Antigamente era comum ouvir profissionais da Educação dizerem que não estavam preparados; relatos de crianças que não queriam ser “da sala especial” nas escolas com horário diferente, intervalo diferente e com os olhares apreensivos; famílias que literalmente escondiam os filhos em casa; Hoje falta sim melhorar estrutura e acessibilidade de alguns locais, luta para aumentar o número de AVEs nas Unidades e de estagiários nas escolas. Mas quem hoje olha aquele pequeno com paralisia pulando corda com os colegas no intervalo, outro correndo para jogar a bola para a colega cadeirante ou as apresentações nas festividades com todos juntos, com suas potencialidades valorizadas e suas diferenças respeitadas e entende que esse não é o caminho?

O referido decreto propõe o retorno de escolas específicas ( chamadas de centros especializados ou pólos) para receberem público da Educação especial, categorizando e promovendo a segregação, pintadas com um fundo de cuidado.

Tal medida é inconstitucional, fere a dignidade humana, fortalece a terceirização da Educação Especial e nos ataca enquanto sociedade civilizada.
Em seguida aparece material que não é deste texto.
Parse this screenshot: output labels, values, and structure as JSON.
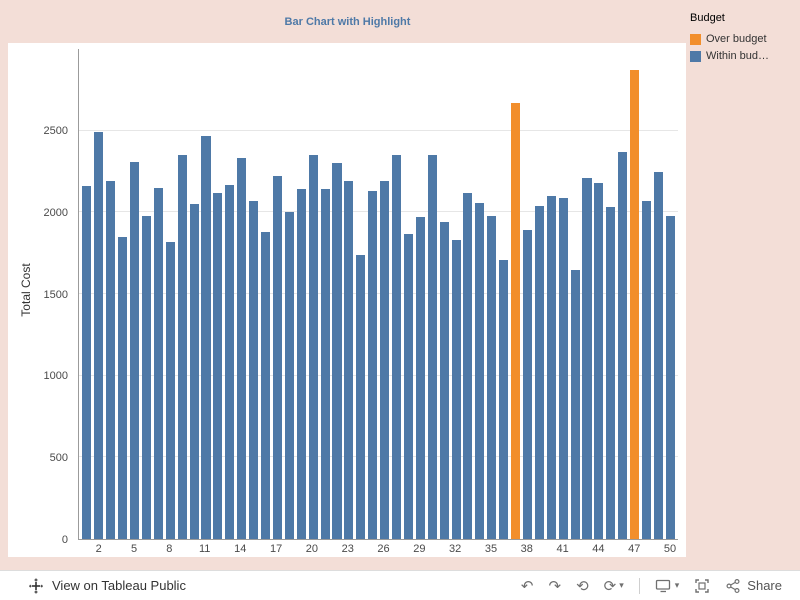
{
  "title": "Bar Chart with Highlight",
  "legend": {
    "title": "Budget",
    "items": [
      {
        "label": "Over budget",
        "color": "#f28e2b"
      },
      {
        "label": "Within bud…",
        "color": "#4e79a7"
      }
    ]
  },
  "chart_data": {
    "type": "bar",
    "title": "Bar Chart with Highlight",
    "xlabel": "",
    "ylabel": "Total Cost",
    "ylim": [
      0,
      3000
    ],
    "yticks": [
      0,
      500,
      1000,
      1500,
      2000,
      2500
    ],
    "xticks": [
      2,
      5,
      8,
      11,
      14,
      17,
      20,
      23,
      26,
      29,
      32,
      35,
      38,
      41,
      44,
      47,
      50
    ],
    "categories": [
      1,
      2,
      3,
      4,
      5,
      6,
      7,
      8,
      9,
      10,
      11,
      12,
      13,
      14,
      15,
      16,
      17,
      18,
      19,
      20,
      21,
      22,
      23,
      24,
      25,
      26,
      27,
      28,
      29,
      30,
      31,
      32,
      33,
      34,
      35,
      36,
      37,
      38,
      39,
      40,
      41,
      42,
      43,
      44,
      45,
      46,
      47,
      48,
      49,
      50
    ],
    "values": [
      2160,
      2490,
      2190,
      1850,
      2310,
      1980,
      2150,
      1820,
      2350,
      2050,
      2470,
      2120,
      2170,
      2330,
      2070,
      1880,
      2220,
      2000,
      2140,
      2350,
      2140,
      2300,
      2190,
      1740,
      2130,
      2190,
      2350,
      1870,
      1970,
      2350,
      1940,
      1830,
      2120,
      2060,
      1980,
      1710,
      2670,
      1890,
      2040,
      2100,
      2090,
      1650,
      2210,
      2180,
      2030,
      2370,
      2870,
      2070,
      2250,
      1980
    ],
    "highlight_indices": [
      37,
      47
    ],
    "colors": {
      "default": "#4e79a7",
      "highlight": "#f28e2b"
    },
    "legend_position": "top-right",
    "grid": true
  },
  "toolbar": {
    "view_label": "View on Tableau Public",
    "share_label": "Share"
  }
}
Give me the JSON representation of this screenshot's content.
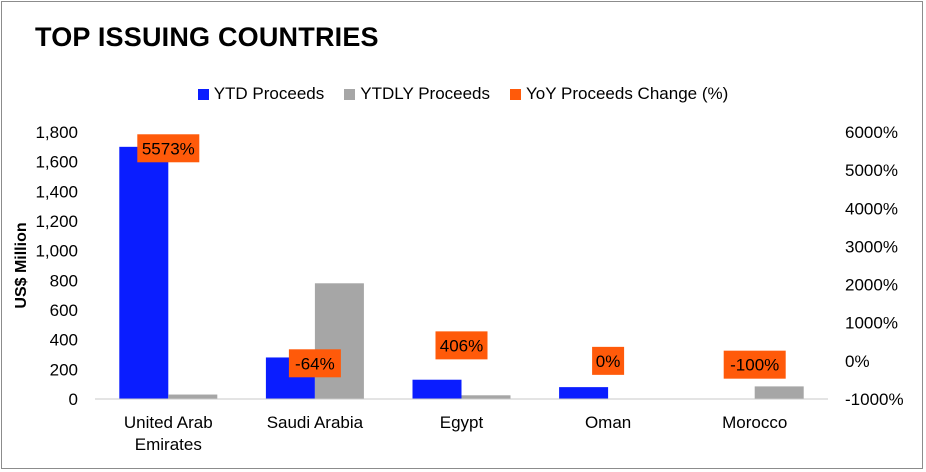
{
  "title": "TOP ISSUING COUNTRIES",
  "legend": [
    {
      "label": "YTD Proceeds",
      "color": "#0a1dff"
    },
    {
      "label": "YTDLY Proceeds",
      "color": "#a6a6a6"
    },
    {
      "label": "YoY Proceeds Change (%)",
      "color": "#ff5a0a"
    }
  ],
  "chart_data": {
    "type": "bar",
    "title": "TOP ISSUING COUNTRIES",
    "ylabel": "US$ Million",
    "ylim": [
      0,
      1800
    ],
    "y_ticks": [
      "0",
      "200",
      "400",
      "600",
      "800",
      "1,000",
      "1,200",
      "1,400",
      "1,600",
      "1,800"
    ],
    "y2lim": [
      -1000,
      6000
    ],
    "y2_ticks": [
      "-1000%",
      "0%",
      "1000%",
      "2000%",
      "3000%",
      "4000%",
      "5000%",
      "6000%"
    ],
    "categories": [
      [
        "United Arab",
        "Emirates"
      ],
      [
        "Saudi Arabia"
      ],
      [
        "Egypt"
      ],
      [
        "Oman"
      ],
      [
        "Morocco"
      ]
    ],
    "series": [
      {
        "name": "YTD Proceeds",
        "values": [
          1700,
          280,
          130,
          80,
          0
        ]
      },
      {
        "name": "YTDLY Proceeds",
        "values": [
          30,
          780,
          25,
          0,
          85
        ]
      },
      {
        "name": "YoY Proceeds Change (%)",
        "values": [
          5573,
          -64,
          406,
          0,
          -100
        ],
        "labels": [
          "5573%",
          "-64%",
          "406%",
          "0%",
          "-100%"
        ]
      }
    ],
    "grid": false,
    "legend_position": "top"
  }
}
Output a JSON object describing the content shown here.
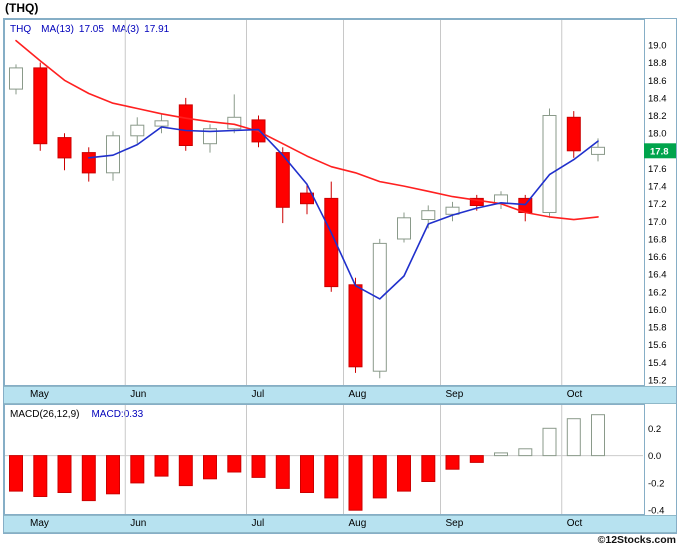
{
  "page": {
    "title": "(THQ)",
    "copyright": "©12Stocks.com"
  },
  "main_chart": {
    "legend": {
      "symbol": "THQ",
      "ma13_label": "MA(13)",
      "ma13_value": "17.05",
      "ma3_label": "MA(3)",
      "ma3_value": "17.91"
    },
    "price_ticks": [
      "19.0",
      "18.8",
      "18.6",
      "18.4",
      "18.2",
      "18.0",
      "17.8",
      "17.6",
      "17.4",
      "17.2",
      "17.0",
      "16.8",
      "16.6",
      "16.4",
      "16.2",
      "16.0",
      "15.8",
      "15.6",
      "15.4",
      "15.2"
    ],
    "last_price_badge": "17.8"
  },
  "macd_panel": {
    "legend_left": "MACD(26,12,9)",
    "legend_right": "MACD:0.33",
    "ticks": [
      "0.2",
      "0.0",
      "-0.2",
      "-0.4"
    ]
  },
  "colors": {
    "up_outline": "#8a9a8a",
    "down_fill": "#ff0000",
    "down_outline": "#cc0000",
    "ma13_line": "#ff2020",
    "ma3_line": "#2030cc",
    "grid_line": "#c8c8c8",
    "panel_border": "#86aec6",
    "strip_bg": "#b7e2f0",
    "badge_bg": "#00a44c",
    "badge_text": "#ffffff",
    "legend_blue": "#0000bb",
    "axis_text": "#000000"
  },
  "chart_data": {
    "type": "candlestick",
    "symbol": "THQ",
    "title": "(THQ)",
    "ylim": [
      15.2,
      19.0
    ],
    "price_tick_step": 0.2,
    "last_close": 17.8,
    "months": [
      {
        "label": "May",
        "start_index": 0
      },
      {
        "label": "Jun",
        "start_index": 5
      },
      {
        "label": "Jul",
        "start_index": 10
      },
      {
        "label": "Aug",
        "start_index": 14
      },
      {
        "label": "Sep",
        "start_index": 18
      },
      {
        "label": "Oct",
        "start_index": 23
      }
    ],
    "candles": [
      {
        "o": 18.5,
        "h": 18.78,
        "l": 18.44,
        "c": 18.74,
        "dir": "up"
      },
      {
        "o": 18.74,
        "h": 18.8,
        "l": 17.8,
        "c": 17.88,
        "dir": "down"
      },
      {
        "o": 17.95,
        "h": 18.0,
        "l": 17.58,
        "c": 17.72,
        "dir": "down"
      },
      {
        "o": 17.78,
        "h": 17.84,
        "l": 17.45,
        "c": 17.55,
        "dir": "down"
      },
      {
        "o": 17.55,
        "h": 18.02,
        "l": 17.46,
        "c": 17.97,
        "dir": "up"
      },
      {
        "o": 17.97,
        "h": 18.18,
        "l": 17.88,
        "c": 18.09,
        "dir": "up"
      },
      {
        "o": 18.08,
        "h": 18.22,
        "l": 18.0,
        "c": 18.14,
        "dir": "up"
      },
      {
        "o": 18.32,
        "h": 18.4,
        "l": 17.8,
        "c": 17.86,
        "dir": "down"
      },
      {
        "o": 17.88,
        "h": 18.1,
        "l": 17.78,
        "c": 18.05,
        "dir": "up"
      },
      {
        "o": 18.05,
        "h": 18.44,
        "l": 18.0,
        "c": 18.18,
        "dir": "up"
      },
      {
        "o": 18.15,
        "h": 18.2,
        "l": 17.84,
        "c": 17.9,
        "dir": "down"
      },
      {
        "o": 17.78,
        "h": 17.84,
        "l": 16.98,
        "c": 17.16,
        "dir": "down"
      },
      {
        "o": 17.32,
        "h": 17.42,
        "l": 17.08,
        "c": 17.2,
        "dir": "down"
      },
      {
        "o": 17.26,
        "h": 17.45,
        "l": 16.2,
        "c": 16.26,
        "dir": "down"
      },
      {
        "o": 16.28,
        "h": 16.36,
        "l": 15.28,
        "c": 15.35,
        "dir": "down"
      },
      {
        "o": 15.3,
        "h": 16.8,
        "l": 15.22,
        "c": 16.75,
        "dir": "up"
      },
      {
        "o": 16.8,
        "h": 17.1,
        "l": 16.76,
        "c": 17.04,
        "dir": "up"
      },
      {
        "o": 17.02,
        "h": 17.18,
        "l": 16.92,
        "c": 17.12,
        "dir": "up"
      },
      {
        "o": 17.08,
        "h": 17.22,
        "l": 17.0,
        "c": 17.16,
        "dir": "up"
      },
      {
        "o": 17.26,
        "h": 17.3,
        "l": 17.12,
        "c": 17.18,
        "dir": "down"
      },
      {
        "o": 17.2,
        "h": 17.34,
        "l": 17.14,
        "c": 17.3,
        "dir": "up"
      },
      {
        "o": 17.26,
        "h": 17.3,
        "l": 17.0,
        "c": 17.1,
        "dir": "down"
      },
      {
        "o": 17.1,
        "h": 18.28,
        "l": 17.04,
        "c": 18.2,
        "dir": "up"
      },
      {
        "o": 18.18,
        "h": 18.25,
        "l": 17.72,
        "c": 17.8,
        "dir": "down"
      },
      {
        "o": 17.76,
        "h": 17.94,
        "l": 17.68,
        "c": 17.84,
        "dir": "up"
      }
    ],
    "ma13": [
      19.05,
      18.82,
      18.6,
      18.45,
      18.34,
      18.28,
      18.22,
      18.17,
      18.13,
      18.1,
      18.02,
      17.88,
      17.74,
      17.62,
      17.55,
      17.45,
      17.4,
      17.34,
      17.28,
      17.24,
      17.2,
      17.1,
      17.05,
      17.02,
      17.05
    ],
    "ma3": [
      null,
      null,
      null,
      17.72,
      17.75,
      17.87,
      18.07,
      18.03,
      18.02,
      18.03,
      18.04,
      17.75,
      17.42,
      16.87,
      16.27,
      16.12,
      16.38,
      16.97,
      17.07,
      17.15,
      17.21,
      17.19,
      17.53,
      17.7,
      17.91
    ],
    "macd": {
      "params": "(26,12,9)",
      "current": 0.33,
      "ylim": [
        -0.5,
        0.35
      ],
      "histogram": [
        -0.26,
        -0.3,
        -0.27,
        -0.33,
        -0.28,
        -0.2,
        -0.15,
        -0.22,
        -0.17,
        -0.12,
        -0.16,
        -0.24,
        -0.27,
        -0.31,
        -0.4,
        -0.31,
        -0.26,
        -0.19,
        -0.1,
        -0.05,
        0.02,
        0.05,
        0.2,
        0.27,
        0.3
      ]
    }
  }
}
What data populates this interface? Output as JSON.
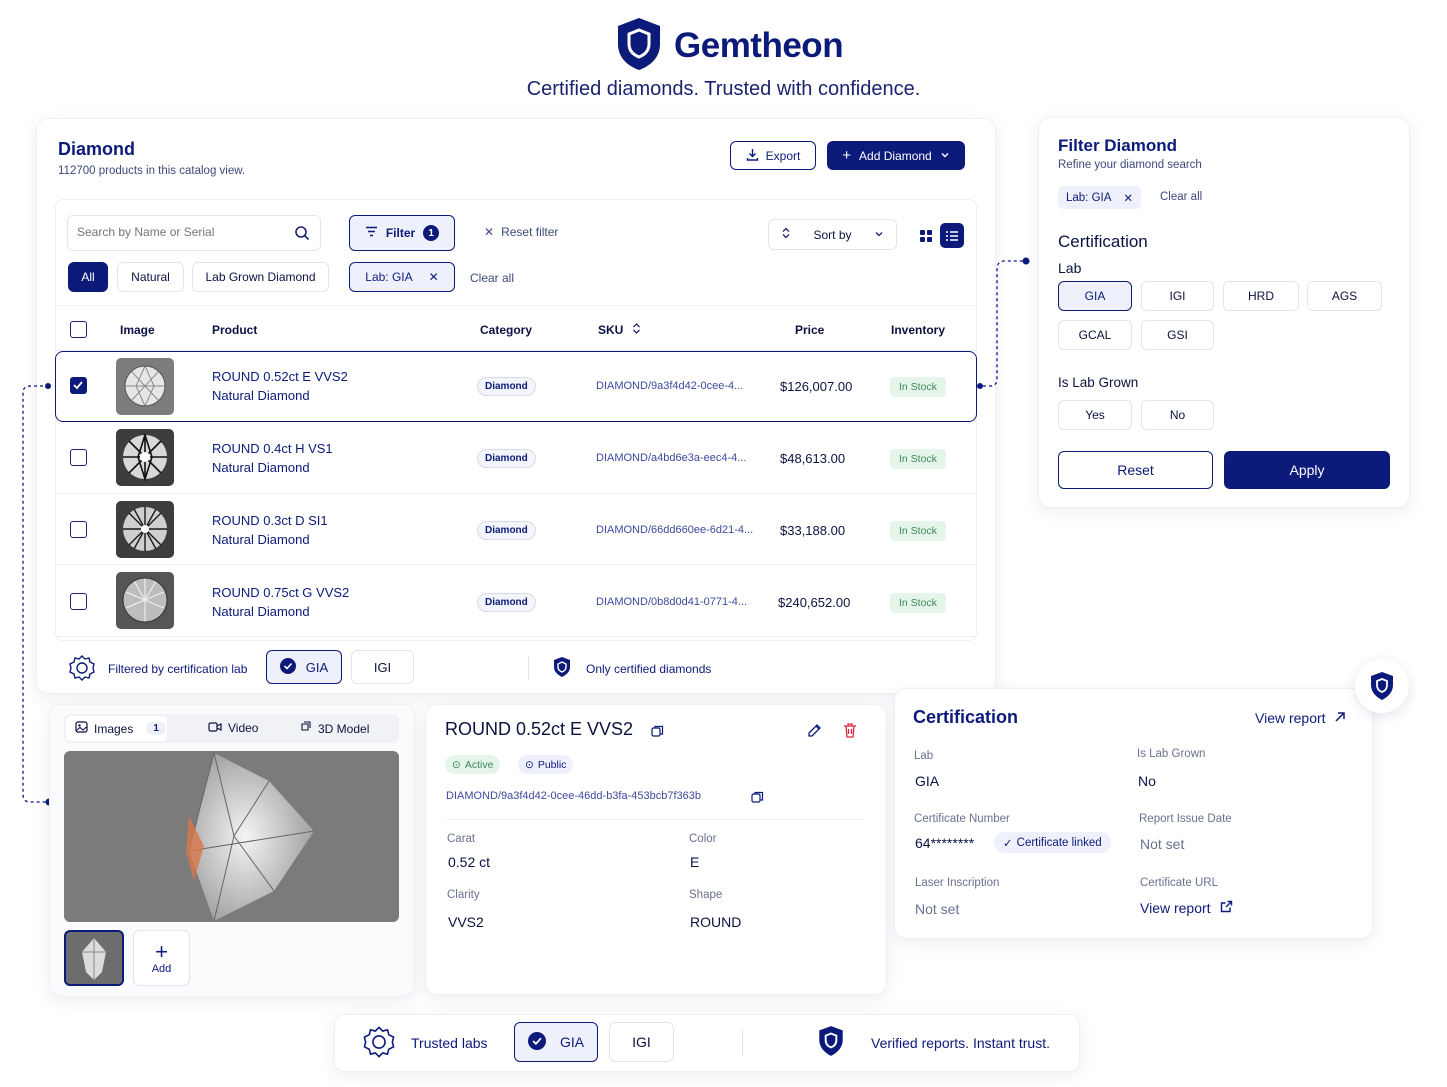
{
  "brand": {
    "name": "Gemtheon",
    "tagline": "Certified diamonds. Trusted with confidence.",
    "accent": "#0c1a7a"
  },
  "catalog": {
    "title": "Diamond",
    "subtitle": "112700 products in this catalog view.",
    "export_label": "Export",
    "add_label": "Add Diamond",
    "search_placeholder": "Search by Name or Serial",
    "filter_label": "Filter",
    "filter_count": "1",
    "reset_filter_label": "Reset filter",
    "sort_label": "Sort by",
    "type_tabs": [
      "All",
      "Natural",
      "Lab Grown Diamond"
    ],
    "active_chip": "Lab: GIA",
    "clear_all": "Clear all",
    "columns": [
      "Image",
      "Product",
      "Category",
      "SKU",
      "Price",
      "Inventory"
    ],
    "rows": [
      {
        "name": "ROUND 0.52ct E VVS2",
        "type": "Natural Diamond",
        "category": "Diamond",
        "sku": "DIAMOND/9a3f4d42-0cee-4...",
        "price": "$126,007.00",
        "stock": "In Stock",
        "checked": true
      },
      {
        "name": "ROUND 0.4ct H VS1",
        "type": "Natural Diamond",
        "category": "Diamond",
        "sku": "DIAMOND/a4bd6e3a-eec4-4...",
        "price": "$48,613.00",
        "stock": "In Stock",
        "checked": false
      },
      {
        "name": "ROUND 0.3ct D SI1",
        "type": "Natural Diamond",
        "category": "Diamond",
        "sku": "DIAMOND/66dd660ee-6d21-4...",
        "price": "$33,188.00",
        "stock": "In Stock",
        "checked": false
      },
      {
        "name": "ROUND 0.75ct G VVS2",
        "type": "Natural Diamond",
        "category": "Diamond",
        "sku": "DIAMOND/0b8d0d41-0771-4...",
        "price": "$240,652.00",
        "stock": "In Stock",
        "checked": false
      }
    ],
    "footer": {
      "filtered_label": "Filtered by certification lab",
      "lab1": "GIA",
      "lab2": "IGI",
      "certified_label": "Only certified diamonds"
    }
  },
  "filter_panel": {
    "title": "Filter Diamond",
    "subtitle": "Refine your diamond search",
    "chip": "Lab: GIA",
    "clear_all": "Clear all",
    "section": "Certification",
    "lab_label": "Lab",
    "labs": [
      "GIA",
      "IGI",
      "HRD",
      "AGS",
      "GCAL",
      "GSI"
    ],
    "lab_grown_label": "Is Lab Grown",
    "yes": "Yes",
    "no": "No",
    "reset": "Reset",
    "apply": "Apply"
  },
  "media": {
    "tabs": {
      "images": "Images",
      "images_count": "1",
      "video": "Video",
      "model": "3D Model"
    },
    "add_label": "Add"
  },
  "detail": {
    "title": "ROUND 0.52ct E VVS2",
    "status": "Active",
    "visibility": "Public",
    "sku": "DIAMOND/9a3f4d42-0cee-46dd-b3fa-453bcb7f363b",
    "carat_label": "Carat",
    "carat": "0.52 ct",
    "color_label": "Color",
    "color": "E",
    "clarity_label": "Clarity",
    "clarity": "VVS2",
    "shape_label": "Shape",
    "shape": "ROUND"
  },
  "certification": {
    "title": "Certification",
    "view_report": "View report",
    "lab_label": "Lab",
    "lab": "GIA",
    "grown_label": "Is Lab Grown",
    "grown": "No",
    "cert_num_label": "Certificate Number",
    "cert_num": "64********",
    "linked": "Certificate linked",
    "issue_label": "Report Issue Date",
    "issue": "Not set",
    "laser_label": "Laser Inscription",
    "laser": "Not set",
    "url_label": "Certificate URL",
    "url": "View report"
  },
  "bottom_bar": {
    "trusted": "Trusted labs",
    "lab1": "GIA",
    "lab2": "IGI",
    "verified": "Verified reports. Instant trust."
  }
}
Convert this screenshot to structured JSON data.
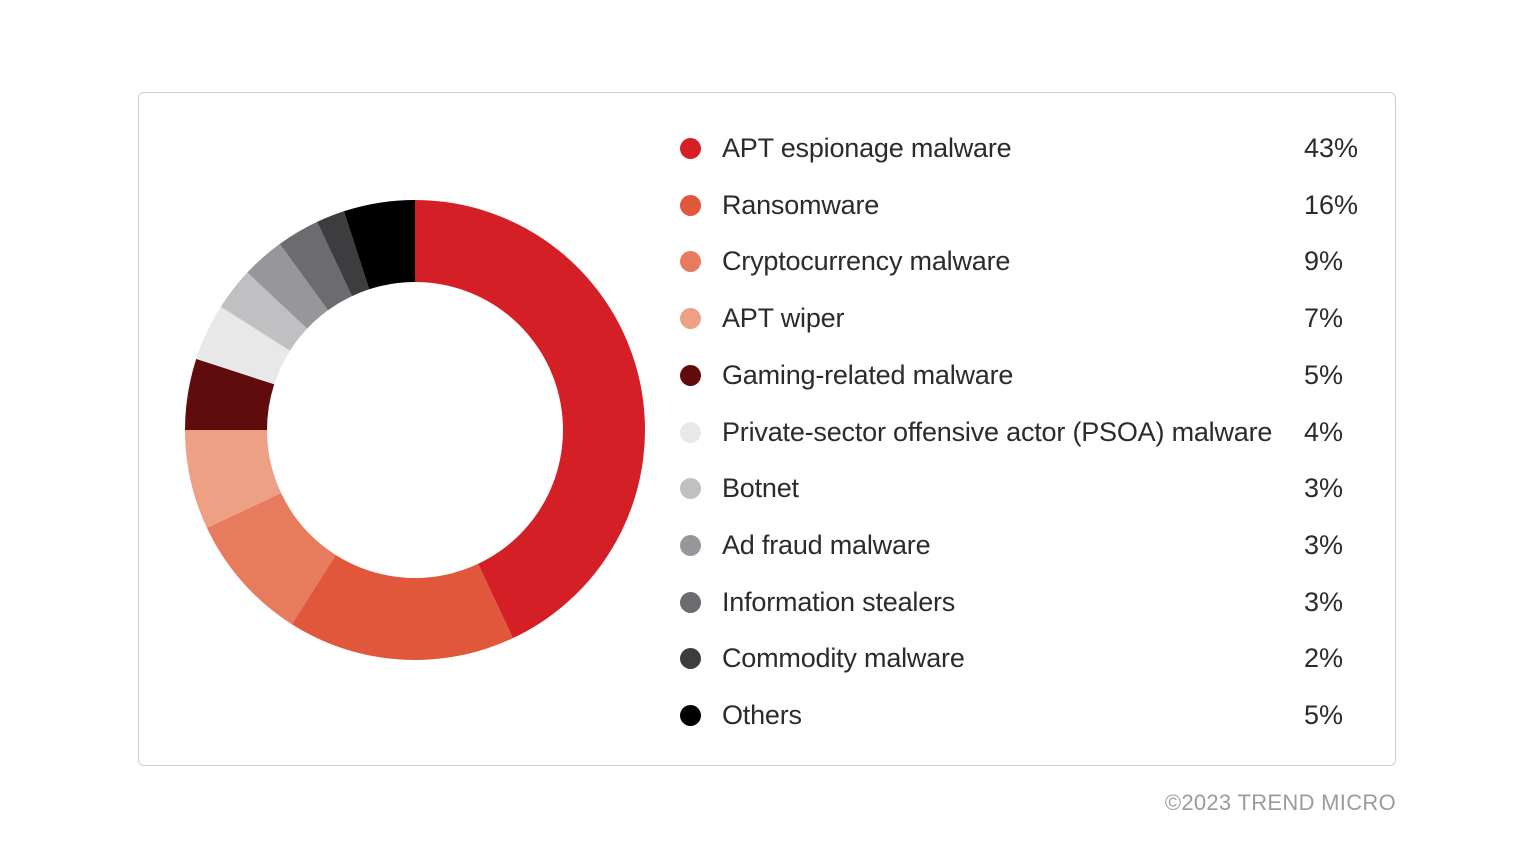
{
  "chart_data": {
    "type": "pie",
    "donut": true,
    "categories": [
      "APT espionage malware",
      "Ransomware",
      "Cryptocurrency malware",
      "APT wiper",
      "Gaming-related malware",
      "Private-sector offensive actor (PSOA) malware",
      "Botnet",
      "Ad fraud malware",
      "Information stealers",
      "Commodity malware",
      "Others"
    ],
    "values": [
      43,
      16,
      9,
      7,
      5,
      4,
      3,
      3,
      3,
      2,
      5
    ],
    "value_labels": [
      "43%",
      "16%",
      "9%",
      "7%",
      "5%",
      "4%",
      "3%",
      "3%",
      "3%",
      "2%",
      "5%"
    ],
    "colors": [
      "#d41f26",
      "#e0573b",
      "#e67b5e",
      "#eea085",
      "#610c0c",
      "#e8e8e8",
      "#c0c0c2",
      "#97979b",
      "#6c6c70",
      "#3d3d40",
      "#000000"
    ],
    "legend_position": "right"
  },
  "footer": {
    "copyright": "©2023 TREND MICRO"
  }
}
Propor e decretar algo nessa linha só não nos surpreende tratando-se do contexto político que vivemos. Mas entristece e indigna quem conhece e luta por uma sociedade com inclusiva e humana. Será que existe fim esse poço? O presidente parece mais um Midas (personagem mitológico que transformava tudo o que tocava em ouro) ao contrário…

Vivian Alves Nunes

Vivian Alves Nunes

Vivian Alves é diretora de escola na Rede Municipal de Educação, historiadora, pedagoga e ativista. Atualmente faz parte da caravana da educação do Professor Vereador Toninho Vespoli.